Arthrose: Die wahre Ursache des Knorpelschwunds im Gelenk

Eine Therapie zum Schutz des Gelenkknorpels muss im darunter liegenden Knochengewebe ansetzen
Eine Behandlung mit Antikörpern gegen den Wachstumsfaktor TGF-beta1 (rechtes Bild) verhindert Arthroseschäden im Kniegelenk von Ratten (linkes Bild: ohne Behandlung, Knochen = grün, Knorpel = rot).
Eine Behandlung mit Antikörpern gegen den Wachstumsfaktor TGF-beta1 (rechtes Bild) verhindert Arthroseschäden im Kniegelenk von Ratten (linkes Bild: ohne Behandlung, Knochen = grün, Knorpel = rot).
© Gehua Zhen, Nature Medicine (DOI: 10.1038/nm.3143)
Baltimore (USA) - Gegen Arthrose, die häufigste Gelenkerkrankung, gibt es bislang keine Therapie, die den Krankheitsverlauf stoppt oder gar eine Heilung bewirkt. Voraussetzung dafür wäre zu wissen, was die krankhaften Veränderungen in Gang setzt. Das haben amerikanische Mediziner jetzt herausgefunden: Bei starker Belastung oder nach einer Verletzung verstärkt das Knochengewebe unter dem Gelenksknorpel die Produktion eines wachstumsfördernden Botenstoffs. Dadurch bildet sich zu viel neues Knochengewebe, was die Knorpelschicht schädigt und schließlich degenerieren lässt. In Versuchen mit Mäusen und Ratten ließ sich durch Hemmung des Botenstoffs die Degeneration des Knorpels verlangsamen. Eine klinische Studie soll nun zeigen, ob die Behandlung mit einem solchen Hemmstoff auch bei Arthrosepatienten wirksam ist, schreiben die Forscher im Fachjournal „Nature Medicine“.

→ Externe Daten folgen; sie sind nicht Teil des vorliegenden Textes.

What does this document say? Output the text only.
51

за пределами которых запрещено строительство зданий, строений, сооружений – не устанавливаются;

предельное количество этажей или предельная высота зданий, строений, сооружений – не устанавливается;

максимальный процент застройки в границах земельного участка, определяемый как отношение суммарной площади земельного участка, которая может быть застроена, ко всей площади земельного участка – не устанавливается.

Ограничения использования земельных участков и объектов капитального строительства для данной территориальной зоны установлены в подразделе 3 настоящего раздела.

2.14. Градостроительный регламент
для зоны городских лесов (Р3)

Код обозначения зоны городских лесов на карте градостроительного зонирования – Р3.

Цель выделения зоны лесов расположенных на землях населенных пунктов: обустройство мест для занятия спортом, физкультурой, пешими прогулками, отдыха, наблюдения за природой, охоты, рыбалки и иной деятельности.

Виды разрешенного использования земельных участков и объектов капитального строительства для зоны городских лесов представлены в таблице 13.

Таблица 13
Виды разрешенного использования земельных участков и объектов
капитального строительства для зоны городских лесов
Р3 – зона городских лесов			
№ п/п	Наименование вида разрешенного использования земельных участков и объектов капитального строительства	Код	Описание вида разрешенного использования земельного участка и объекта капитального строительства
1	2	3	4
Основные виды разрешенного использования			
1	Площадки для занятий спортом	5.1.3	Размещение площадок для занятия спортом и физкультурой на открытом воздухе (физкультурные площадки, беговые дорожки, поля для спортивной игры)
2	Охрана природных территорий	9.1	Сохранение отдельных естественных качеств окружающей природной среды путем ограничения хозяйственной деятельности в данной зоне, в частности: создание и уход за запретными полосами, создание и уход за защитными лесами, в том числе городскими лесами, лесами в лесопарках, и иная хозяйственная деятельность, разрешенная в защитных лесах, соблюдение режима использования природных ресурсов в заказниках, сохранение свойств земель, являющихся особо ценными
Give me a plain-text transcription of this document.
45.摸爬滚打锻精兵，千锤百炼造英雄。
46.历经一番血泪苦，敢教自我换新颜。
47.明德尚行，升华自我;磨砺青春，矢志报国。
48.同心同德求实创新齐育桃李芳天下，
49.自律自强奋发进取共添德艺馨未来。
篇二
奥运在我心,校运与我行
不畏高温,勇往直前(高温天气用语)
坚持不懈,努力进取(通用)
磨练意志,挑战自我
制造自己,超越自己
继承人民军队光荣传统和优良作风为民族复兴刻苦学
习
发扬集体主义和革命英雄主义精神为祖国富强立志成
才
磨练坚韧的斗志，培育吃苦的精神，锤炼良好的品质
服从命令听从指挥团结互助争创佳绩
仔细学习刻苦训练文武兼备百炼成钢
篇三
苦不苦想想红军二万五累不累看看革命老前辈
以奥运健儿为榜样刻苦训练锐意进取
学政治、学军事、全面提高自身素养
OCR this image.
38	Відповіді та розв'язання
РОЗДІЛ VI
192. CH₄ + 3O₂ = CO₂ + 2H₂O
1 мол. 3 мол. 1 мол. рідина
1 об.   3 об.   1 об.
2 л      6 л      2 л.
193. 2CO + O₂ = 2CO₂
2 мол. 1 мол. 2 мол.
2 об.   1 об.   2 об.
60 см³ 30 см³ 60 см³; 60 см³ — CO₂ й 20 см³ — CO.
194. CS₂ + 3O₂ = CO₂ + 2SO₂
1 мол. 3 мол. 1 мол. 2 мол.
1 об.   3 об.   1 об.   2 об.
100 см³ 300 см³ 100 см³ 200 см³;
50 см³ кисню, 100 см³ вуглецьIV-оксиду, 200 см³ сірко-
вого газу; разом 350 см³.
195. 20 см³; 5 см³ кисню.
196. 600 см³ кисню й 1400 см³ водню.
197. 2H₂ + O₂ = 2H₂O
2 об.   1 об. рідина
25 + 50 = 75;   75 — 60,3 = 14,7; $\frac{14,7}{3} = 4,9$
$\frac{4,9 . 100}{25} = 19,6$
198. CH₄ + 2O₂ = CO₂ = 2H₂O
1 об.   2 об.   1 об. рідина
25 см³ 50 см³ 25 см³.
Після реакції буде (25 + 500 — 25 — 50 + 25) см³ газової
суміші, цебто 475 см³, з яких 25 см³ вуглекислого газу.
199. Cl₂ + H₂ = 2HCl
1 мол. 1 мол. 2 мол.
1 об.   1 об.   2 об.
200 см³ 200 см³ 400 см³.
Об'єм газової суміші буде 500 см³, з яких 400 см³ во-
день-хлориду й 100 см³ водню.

„Das Problem bei der Arthrose ist nicht das ‚Knorpelpolster’, sondern der Knochen darunter“, sagt Xu Cao von der Johns Hopkins University in Baltimore, der Leiter des Forscherteams. Nach der bisher vorherrschenden Theorie führt eine starke mechanische Beanspruchung eines Gelenks mit der Zeit zu immer schwereren Schäden des Knorpels. Dessen Aufgabe ist es, ein Aneinanderreiben der Knochen zu verhindern. Die Knorpeldegeneration verursacht starke Schmerzen und schränkt die Beweglichkeit ein. Besonders groß ist das Krankheitsrisiko zum einen nach einer Verletzung, zum anderen auch bei Übergewicht oder im Alter, wenn die Muskelkraft nachlässt. Als einzige Behandlungsmöglichkeit bleibt letztlich nur noch der Ersatz durch ein künstliches Gelenk.

Die Forscher untersuchten die Entwicklung einer Arthrose nach einem Kreuzbandriss im Kniegelenk von Mäusen. „Wir betrachteten den Knorpel und den darunter liegenden Knochen als funktionelle Einheit“, sagt Cao. Eine Woche nach der Verletzung hatten sich durch Abbau von Knochenzellen kleine Taschen im Knochengewebe gebildet. Das verstärkte dort die Produktion des Wachstumsfaktors TGF-beta1. Dieser Botenstoff lockte Stammzellen an, die neues Knochengewebe in den Hohlräumen erzeugten. Dabei geriet aber die natürliche Balance zwischen Neubildung und Abbau von Knochengewebe aus dem Gleichgewicht: Es entstand zu viel Knochenmasse, welche die aufliegende Knorpelschicht schädigte. Der Ablauf dieses Prozesses ließ sich durch einen direkt in das Gelenk gespritzten Antikörper bremsen, der den Wachstumsfaktor TGF-beta1 blockierte. Einen ähnlichen Effekt erzielten die Forscher bei genetisch veränderten Mäusen, deren Knochenzellen den Wachstumsfaktor nicht mehr produzieren konnten. Diese Ergebnisse ermöglichen erstmals die Entwicklung einer gezielten Behandlungsstrategie. In einer klinischen Studie soll jetzt die Wirksamkeit von TGF-Antikörpern bei Patienten mit Arthrose im Frühstadium geprüft werden.